Jeff Zucker of NBC Universal
coined the prescient expression “Trading analogue dollars for digital pennies”
in 2008 to describe the huge gap that he was observing between the lucrative
promises of online and digital advertising and the reality of the meager
revenues that it was in fact producing.
Could the same be true of the Internet of Things revolution? Are we trading the hundreds of dollars that
we are generating from mobile users for the pennies that providers get for
connecting “things”?
Connecting the 50 billion
projected devices, or things, to the Internet is the cornerstone of the
Internet of Things. Given the challenges
of remoteness, mobility and the cost of wiring up these devices, many of these
connections will be made over mobile networks.
In fact, Beecham Research estimates that the number of cellular machine-to-machine
connections will grow to 1 billion by 2020, up from 172 million in 2013. It is no wonder that the mobile operators are
salivating at the prospect of all this new revenue to be earned from connecting
inanimate objects. This windfall is especially
at a time when there traditional mobile business is under attack. Changes in voice usage and bundled minutes
are causing voice revenues to decline and data revenues are under attack from Wi-Fi
connections and over-the-top providers (see The Mobile Paradox).
Like the analogue to digital
advertising shift, the shift in IoT connectivity is not a straight
substitution. Let’s look at the
economics. The average mobile user in
the U.S. spends $589 annually for his mobile phone service ($381 per year in
Europe). Connecting things is a lot
different than connecting chatty or data hungry mobile users. In the IoT world, many devices simply convey
their status on an occasional basis and then remain dormant until this status
changes. For example, I am familiar with
an interesting company that provides a compelling solution to cities to better manage
their public trash. Each of the trash
bins that are located on sidewalks, parks and other public venues is connected
to the Internet, communicating its status to the city operations so they know
when the bins need emptying. As a
result, the city only has to empty them when they are actually full, saving
considerable money from not having to send out crews to collect half-empty
trash bins.
Because these bins are
conveying very little information (“I am full; “I am empty”), at infrequent
intervals they do not require the fast 4G LTE connectivity that allows us to
quickly browse the web and stream videos on our smartphones.

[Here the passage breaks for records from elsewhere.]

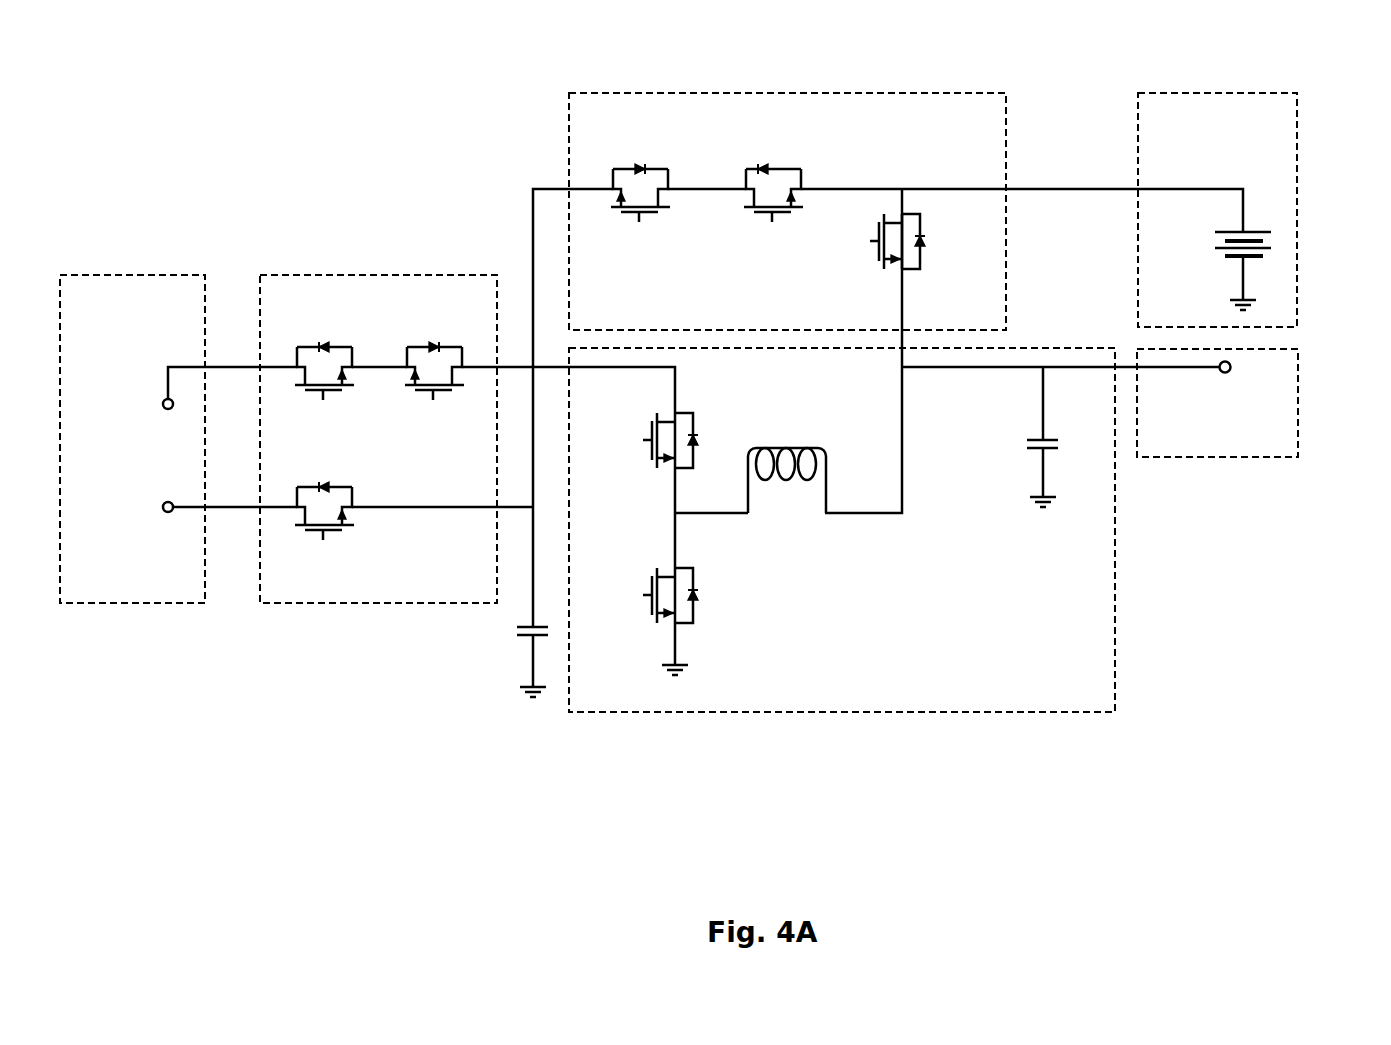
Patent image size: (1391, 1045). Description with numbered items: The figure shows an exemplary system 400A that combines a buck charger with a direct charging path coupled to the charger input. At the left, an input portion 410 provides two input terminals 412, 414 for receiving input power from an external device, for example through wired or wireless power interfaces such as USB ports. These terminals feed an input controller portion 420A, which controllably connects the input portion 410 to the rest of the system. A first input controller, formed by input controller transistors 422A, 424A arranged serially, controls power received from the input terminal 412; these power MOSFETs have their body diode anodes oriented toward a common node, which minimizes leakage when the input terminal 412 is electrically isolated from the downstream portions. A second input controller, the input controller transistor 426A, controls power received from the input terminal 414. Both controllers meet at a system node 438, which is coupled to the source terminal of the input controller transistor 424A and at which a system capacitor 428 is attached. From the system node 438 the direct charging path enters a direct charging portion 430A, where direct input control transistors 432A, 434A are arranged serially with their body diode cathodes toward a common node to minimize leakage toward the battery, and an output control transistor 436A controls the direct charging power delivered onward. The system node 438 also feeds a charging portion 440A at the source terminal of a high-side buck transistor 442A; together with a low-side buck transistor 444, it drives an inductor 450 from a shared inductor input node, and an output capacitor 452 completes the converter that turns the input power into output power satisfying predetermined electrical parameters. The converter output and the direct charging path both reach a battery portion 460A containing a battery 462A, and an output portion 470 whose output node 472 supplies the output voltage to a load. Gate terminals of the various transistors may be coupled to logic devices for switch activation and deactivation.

The system 400A is at (1390, 48).
The input portion 410 is at (153, 597).
The input terminal 412 is at (197, 391).
The input terminal 414 is at (197, 507).
The input controller portion 420A is at (437, 595).
The input controller transistor 422A is at (324, 351).
The input controller transistor 424A is at (434, 351).
The input controller transistor 426A is at (324, 535).
The system capacitor 428 is at (515, 662).
The direct charging portion 430A is at (582, 322).
The direct input control transistor 432A is at (640, 175).
The direct input control transistor 434A is at (773, 175).
The output control transistor 436A is at (922, 241).
The system node 438 is at (520, 188).
The charging portion 440A is at (1055, 702).
The high-side buck transistor 442A is at (640, 440).
The low-side buck transistor 444 is at (644, 621).
The inductor 450 is at (787, 495).
The output capacitor 452 is at (1059, 437).
The battery portion 460A is at (1237, 122).
The battery 462A is at (1215, 271).
The output portion 470 is at (1158, 450).
The output node 472 is at (1225, 388).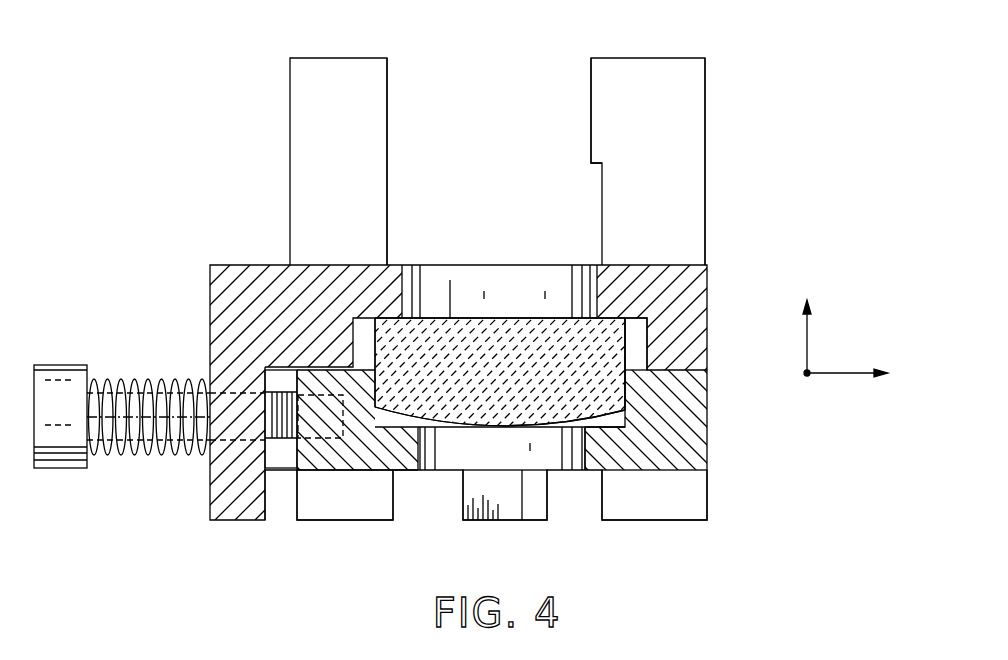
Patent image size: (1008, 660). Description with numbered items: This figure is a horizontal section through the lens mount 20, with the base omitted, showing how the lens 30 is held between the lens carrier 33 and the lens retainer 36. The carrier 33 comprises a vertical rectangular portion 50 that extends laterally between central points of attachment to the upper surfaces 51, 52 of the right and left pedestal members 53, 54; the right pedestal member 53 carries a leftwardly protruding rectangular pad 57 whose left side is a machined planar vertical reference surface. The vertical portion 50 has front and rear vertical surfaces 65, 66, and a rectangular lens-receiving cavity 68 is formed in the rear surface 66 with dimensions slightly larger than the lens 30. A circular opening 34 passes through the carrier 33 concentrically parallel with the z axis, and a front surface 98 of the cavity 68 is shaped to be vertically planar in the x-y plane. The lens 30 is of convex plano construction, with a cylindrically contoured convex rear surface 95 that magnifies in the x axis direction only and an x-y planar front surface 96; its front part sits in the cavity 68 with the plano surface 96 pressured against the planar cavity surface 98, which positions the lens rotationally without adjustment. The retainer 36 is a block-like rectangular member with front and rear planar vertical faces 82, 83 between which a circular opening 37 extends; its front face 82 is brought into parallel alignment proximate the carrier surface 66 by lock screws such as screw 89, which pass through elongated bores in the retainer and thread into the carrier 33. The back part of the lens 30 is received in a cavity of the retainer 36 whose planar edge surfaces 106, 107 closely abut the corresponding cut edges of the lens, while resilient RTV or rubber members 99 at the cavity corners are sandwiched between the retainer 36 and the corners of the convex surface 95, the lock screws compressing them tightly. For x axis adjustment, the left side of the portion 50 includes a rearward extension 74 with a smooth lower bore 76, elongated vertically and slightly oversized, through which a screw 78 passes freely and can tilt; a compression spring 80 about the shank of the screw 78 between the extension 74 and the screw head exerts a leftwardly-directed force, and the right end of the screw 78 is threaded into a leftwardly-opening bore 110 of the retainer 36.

The mount 20 is at (772, 281).
The lens 30 is at (508, 386).
The lens carrier 33 is at (258, 258).
The opening 34 is at (409, 272).
The lens retainer 36 is at (695, 442).
The opening 37 is at (423, 465).
The vertical rectangular portion 50 is at (707, 283).
The upper surface 51 is at (657, 107).
The upper surface 52 is at (348, 108).
The pedestal member 53 is at (693, 148).
The pedestal member 54 is at (374, 147).
The rectangular pad 57 is at (597, 100).
The front vertical surface 65 is at (318, 263).
The rear vertical surface 66 is at (707, 387).
The lens-receiving cavity 68 is at (368, 336).
The rearward extension 74 is at (212, 332).
The bore 76 is at (205, 467).
The screw 78 is at (57, 365).
The compression spring 80 is at (133, 457).
The front planar vertical face 82 is at (698, 366).
The rear planar vertical face 83 is at (683, 477).
The screw 89 is at (532, 523).
The convex rear surface 95 is at (584, 410).
The planar front surface 96 is at (517, 320).
The front surface of cavity 98 is at (608, 322).
The resilient members 99 is at (357, 467).
The planar edge surface 106 is at (622, 390).
The planar edge surface 107 is at (377, 401).
The bore 110 is at (313, 325).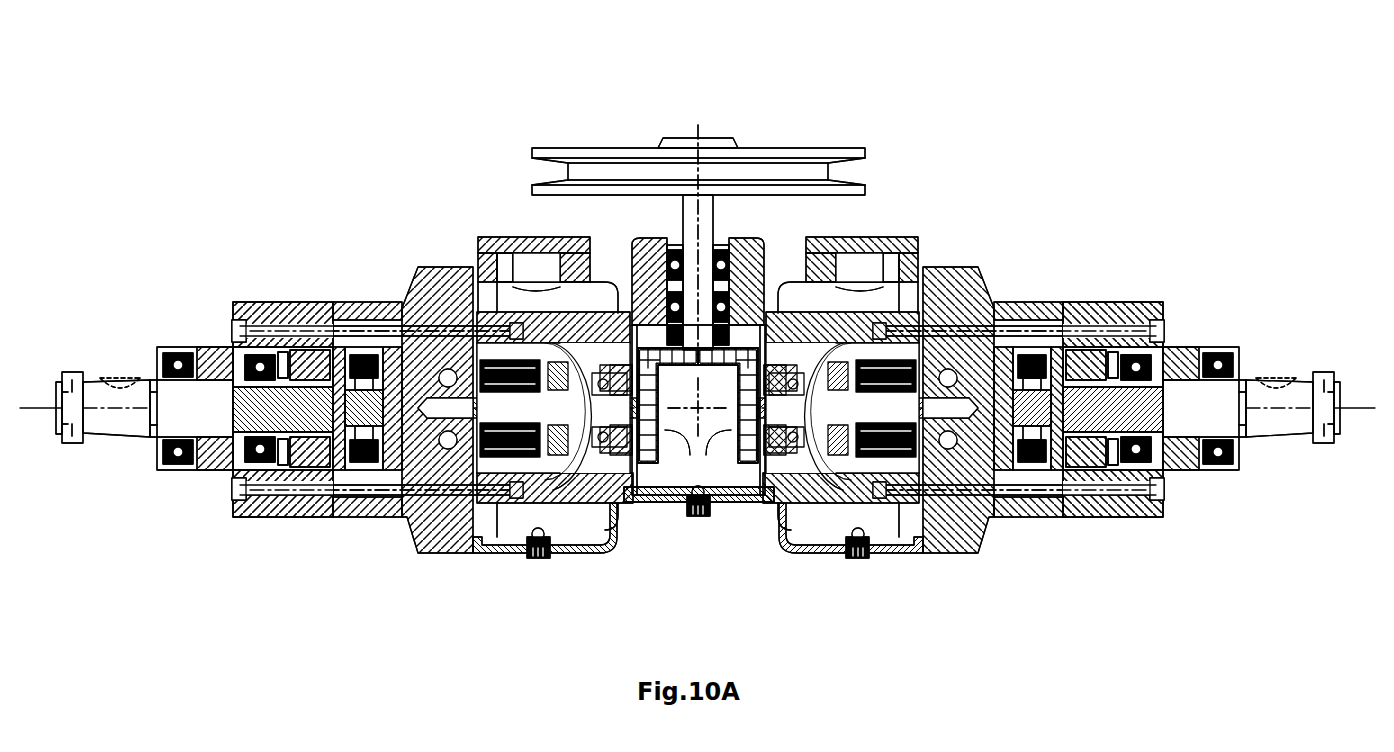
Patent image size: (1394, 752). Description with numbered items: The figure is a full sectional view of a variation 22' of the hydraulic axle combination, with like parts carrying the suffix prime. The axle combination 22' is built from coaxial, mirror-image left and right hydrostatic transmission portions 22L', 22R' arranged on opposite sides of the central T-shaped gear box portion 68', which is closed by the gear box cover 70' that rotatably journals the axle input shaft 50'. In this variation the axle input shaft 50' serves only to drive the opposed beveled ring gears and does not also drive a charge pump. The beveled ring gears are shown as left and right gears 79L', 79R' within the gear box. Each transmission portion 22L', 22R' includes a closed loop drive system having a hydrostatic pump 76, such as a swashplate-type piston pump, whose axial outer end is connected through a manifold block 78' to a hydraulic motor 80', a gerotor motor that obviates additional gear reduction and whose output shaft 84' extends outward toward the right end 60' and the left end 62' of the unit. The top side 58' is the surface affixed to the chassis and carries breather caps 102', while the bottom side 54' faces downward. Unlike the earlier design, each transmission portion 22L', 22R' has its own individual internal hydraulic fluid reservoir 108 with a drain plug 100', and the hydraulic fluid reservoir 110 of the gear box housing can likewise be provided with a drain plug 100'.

The hydraulic axle combination variation 22' is at (697, 299).
The right hydrostatic transmission portion 22R' is at (317, 339).
The left hydrostatic transmission portion 22L' is at (1079, 332).
The axle input shaft 50' is at (698, 213).
The bottom side 54' is at (708, 471).
The top side 58' is at (641, 274).
The first or right end 60' is at (258, 372).
The second or left end 62' is at (1157, 384).
The T-shaped gear box portion 68' is at (730, 275).
The gear box cover 70' is at (768, 274).
The hydrostatic pump 76 is at (556, 328).
The manifold block 78' is at (707, 442).
The left gear half 79L' is at (668, 420).
The right gear half 79R' is at (730, 420).
The hydraulic motor 80' is at (698, 335).
The output shaft 84' is at (699, 406).
The drain plug 100' is at (712, 570).
The breather cap 102' is at (723, 181).
The internal hydraulic fluid reservoir 108 is at (513, 522).
The hydraulic fluid reservoir of gear box housing 110 is at (676, 505).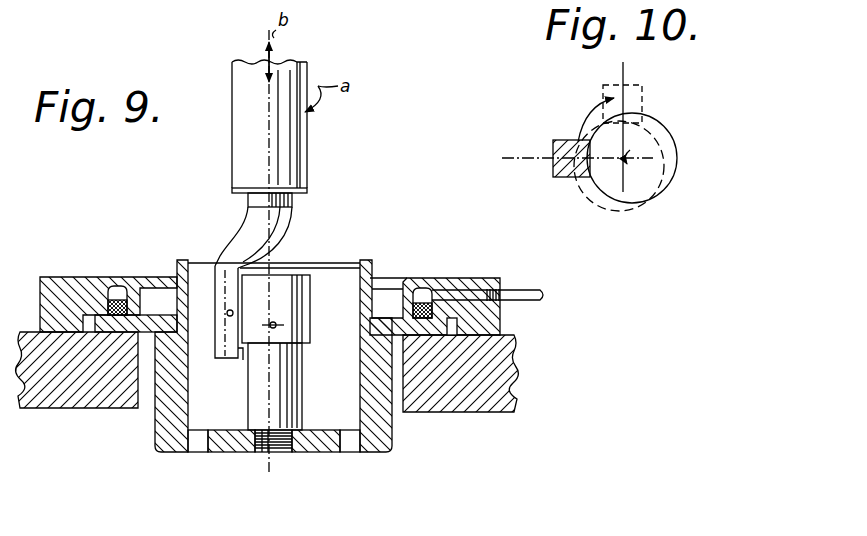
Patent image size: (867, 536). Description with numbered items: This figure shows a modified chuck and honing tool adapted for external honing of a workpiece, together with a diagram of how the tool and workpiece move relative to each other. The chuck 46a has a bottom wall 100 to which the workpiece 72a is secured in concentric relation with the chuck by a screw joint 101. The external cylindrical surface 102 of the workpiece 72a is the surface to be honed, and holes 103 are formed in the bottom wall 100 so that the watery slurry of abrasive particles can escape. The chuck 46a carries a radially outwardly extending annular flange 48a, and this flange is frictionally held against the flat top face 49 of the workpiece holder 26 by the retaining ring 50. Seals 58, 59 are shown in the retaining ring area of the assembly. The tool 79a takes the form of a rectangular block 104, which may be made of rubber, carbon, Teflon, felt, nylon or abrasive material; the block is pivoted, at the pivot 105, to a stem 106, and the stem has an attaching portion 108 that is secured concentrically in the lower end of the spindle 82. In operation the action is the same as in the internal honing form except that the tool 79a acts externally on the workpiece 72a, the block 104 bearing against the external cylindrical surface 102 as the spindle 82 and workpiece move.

In FIG. 9, the workpiece holder 26 is at (515, 373).
In FIG. 9, the chuck 46a is at (158, 435).
In FIG. 9, the annular flange 48a is at (443, 327).
In FIG. 9, the flat top face 49 is at (506, 336).
In FIG. 9, the retaining ring 50 is at (58, 277).
In FIG. 9, the seal 58 is at (426, 286).
In FIG. 9, the seal 59 is at (112, 285).
In FIG. 9, the workpiece 72a is at (304, 298).
In FIG. 9, the tool 79a is at (213, 368).
In FIG. 9, the spindle 82 is at (315, 158).
In FIG. 9, the bottom wall 100 is at (233, 453).
In FIG. 9, the screw joint 101 is at (294, 455).
In FIG. 9, the external cylindrical surface 102 is at (296, 333).
In FIG. 10, the external cylindrical surface 102 is at (678, 147).
In FIG. 9, the holes 103 is at (196, 454).
In FIG. 9, the rectangular block 104 is at (238, 362).
In FIG. 10, the rectangular block 104 is at (560, 141).
In FIG. 9, the pivot 105 is at (228, 311).
In FIG. 9, the stem 106 is at (238, 238).
In FIG. 9, the attaching portion 108 is at (295, 205).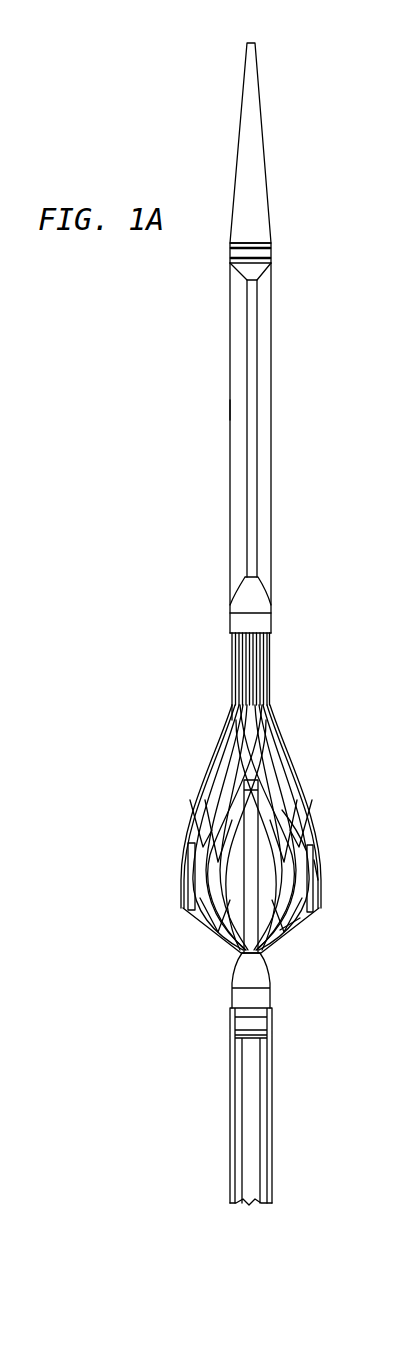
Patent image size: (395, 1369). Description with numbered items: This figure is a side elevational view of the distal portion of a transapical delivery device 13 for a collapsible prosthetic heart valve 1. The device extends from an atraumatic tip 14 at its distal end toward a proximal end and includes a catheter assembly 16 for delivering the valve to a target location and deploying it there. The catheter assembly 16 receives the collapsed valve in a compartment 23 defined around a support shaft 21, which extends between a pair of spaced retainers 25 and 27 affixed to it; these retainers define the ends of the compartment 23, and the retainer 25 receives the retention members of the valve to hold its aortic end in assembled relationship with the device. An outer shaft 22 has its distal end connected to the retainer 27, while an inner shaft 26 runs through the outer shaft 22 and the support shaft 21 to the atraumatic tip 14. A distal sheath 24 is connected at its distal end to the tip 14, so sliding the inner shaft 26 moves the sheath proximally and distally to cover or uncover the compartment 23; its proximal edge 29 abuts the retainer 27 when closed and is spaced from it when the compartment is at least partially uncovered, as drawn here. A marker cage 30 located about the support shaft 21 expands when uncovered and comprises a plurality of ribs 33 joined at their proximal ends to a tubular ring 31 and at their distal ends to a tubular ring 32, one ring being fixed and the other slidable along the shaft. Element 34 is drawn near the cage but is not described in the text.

The transapical delivery device 13 is at (231, 75).
The atraumatic tip 14 is at (252, 41).
The catheter assembly 16 is at (208, 476).
The distal sheath 24 is at (271, 427).
The inner shaft 26 is at (257, 331).
The retainer 25 is at (271, 601).
The proximal edge 29 is at (272, 690).
The compartment 23 is at (205, 744).
The collapsible prosthetic heart valve 1 is at (285, 755).
The tubular ring 32 is at (250, 790).
The support shaft 21 is at (294, 832).
The side rail 34 is at (322, 872).
The marker cage 30 is at (318, 877).
The tubular ring 31 is at (243, 953).
The ribs 33 is at (290, 935).
The retainer 27 is at (270, 980).
The outer shaft 22 is at (272, 1098).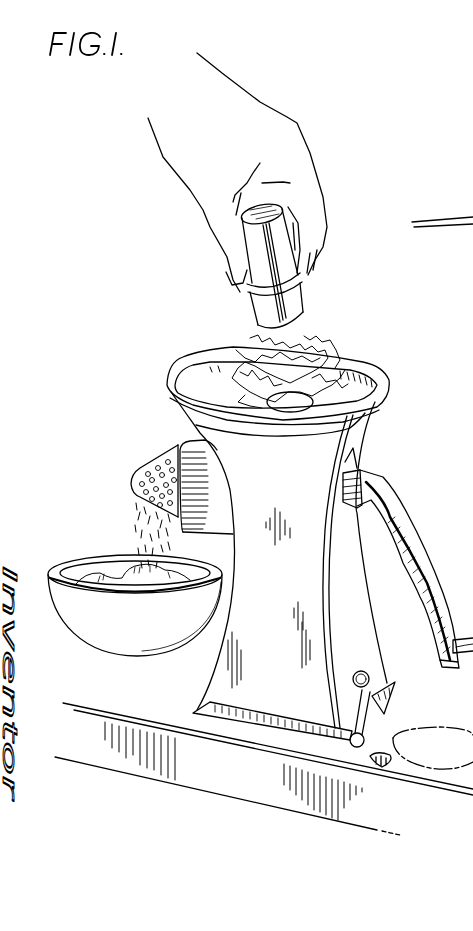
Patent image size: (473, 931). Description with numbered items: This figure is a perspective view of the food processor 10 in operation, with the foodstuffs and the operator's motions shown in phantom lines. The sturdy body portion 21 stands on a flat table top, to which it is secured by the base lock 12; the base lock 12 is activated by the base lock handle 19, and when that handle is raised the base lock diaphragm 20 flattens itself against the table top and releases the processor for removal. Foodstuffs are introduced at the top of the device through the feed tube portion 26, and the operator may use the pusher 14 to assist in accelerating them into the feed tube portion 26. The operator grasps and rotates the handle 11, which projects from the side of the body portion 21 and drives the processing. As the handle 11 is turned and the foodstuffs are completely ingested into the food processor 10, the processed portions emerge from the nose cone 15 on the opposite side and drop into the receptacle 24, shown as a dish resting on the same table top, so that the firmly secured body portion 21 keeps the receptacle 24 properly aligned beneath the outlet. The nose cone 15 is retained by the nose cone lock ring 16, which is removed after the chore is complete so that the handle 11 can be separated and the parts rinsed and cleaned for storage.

In fact, they get by with a decade’s old
technology – SMS. The same technology
that we use to send each other messages on our phones. For that, the mobile operator charges the
company 50 cents per bin; or, annual revenues of just $6. That means that a mobile operator would have
to connect close to 100 bins to equal just the revenue of one mobile user.
Of course not all devices
will require simple mobile connectivity.
But, when we talk about IoT the majority of the use cases are like my
trash bin example - sensors monitoring the temperature of transportation cargo,
parking sensors alerting when a spot is free, or smart meters communicating
daily energy consumption. This would
mean that these 1 Billion new M2M connections could represent just 1 percent of
the revenue that the industry would have traditionally collected if those
connections had been to people and their smartphones, rather than to inanimate
“things”.
So, while IoT promises huge
numbers of new mobile connections, the economics are fundamentally different
than the traditional mobile business. IoT
offers mobile operators huge quantities of connections but potentially very
little new revenue. If providing mobile
connectivity is nowhere near as lucrative as it would appear, how are mobile
operators to prosper from the IoT revolution?
The obvious answer is to move up the value chain, providing a wide
variety of value-added solutions and services that are required for successful
IoT implementations and realization of business value.
In a future article I will
explore what these value-added services and solutions are and who will be the
winners in the Internet of Things revolution.